A lot of this seems to be down to the attitudes and offerings of the software vendors in the library and information world. Until the information professionals recognise the importance of these open standards and start insisting that the software solutions support them, these resources will continue to exist in closed systems, shut off from the wider information environment.
I’m sure you’re right. When you live & breath interoperability for long enough it’s easy to forget that not everyone has the same perspective. Interoperability is still important.
But I’m starting to wonder what it really amounts to without evidence of established interoperation realising the capabilities implied in interoperability.

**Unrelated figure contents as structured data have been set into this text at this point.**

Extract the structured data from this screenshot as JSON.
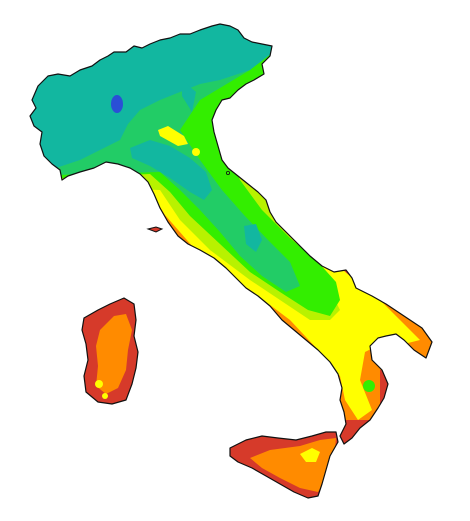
{
  "map": {
    "colors": {
      "zone_1": "#12b7a0",
      "zone_2": "#22cc66",
      "zone_3": "#33ee00",
      "zone_4": "#b8f200",
      "zone_5": "#ffff00",
      "zone_6": "#ff8b00",
      "zone_7": "#d63a2a",
      "zone_deep": "#2a4fd6",
      "outline": "#111111",
      "background": "#ffffff"
    },
    "regions": [
      "italy-mainland",
      "sicily",
      "sardinia",
      "elba"
    ]
  }
}
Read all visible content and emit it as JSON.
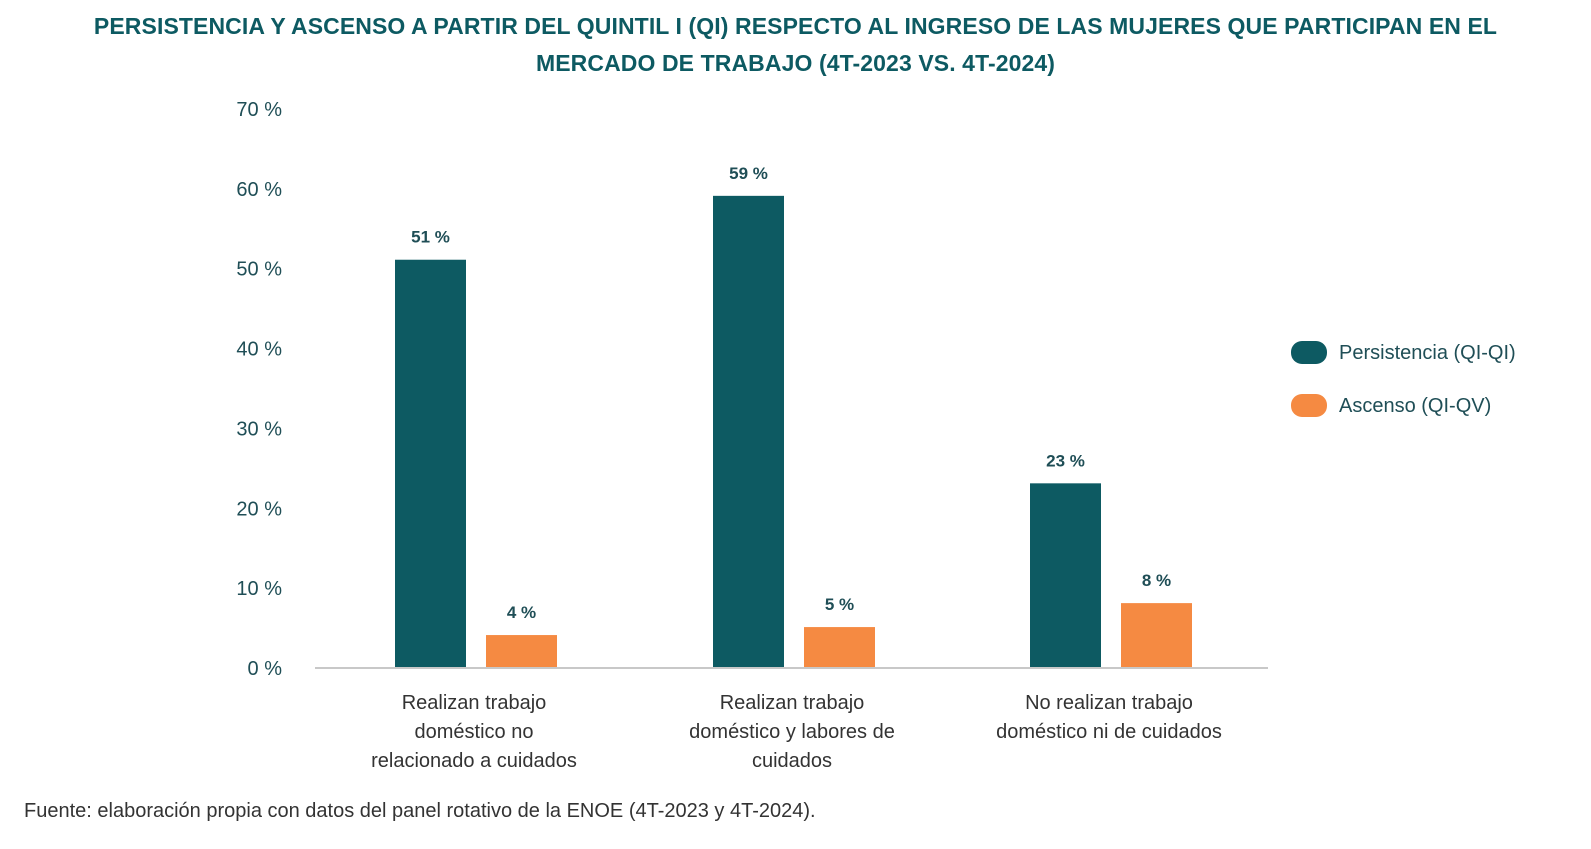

during the first 5 years of EDINA’s operation, we used to stress the importance of four keywords: outreach (getting out there, both to get our message across but also to listen); accessibility (before the word was hi-jacked we also meant ‘access’ and ‘reliability’); inter-working (which put the focus on the business of working together, whether in project, service or b2b); inter-operability.
Its that combination of the last two that I think you are calling interoperation. In practise the standards give us a basis for interoperability but unless there is focus on teh business needs to inter-work the effort required to set up protocols and also publish the means to interoperate, there is often limited interoperation.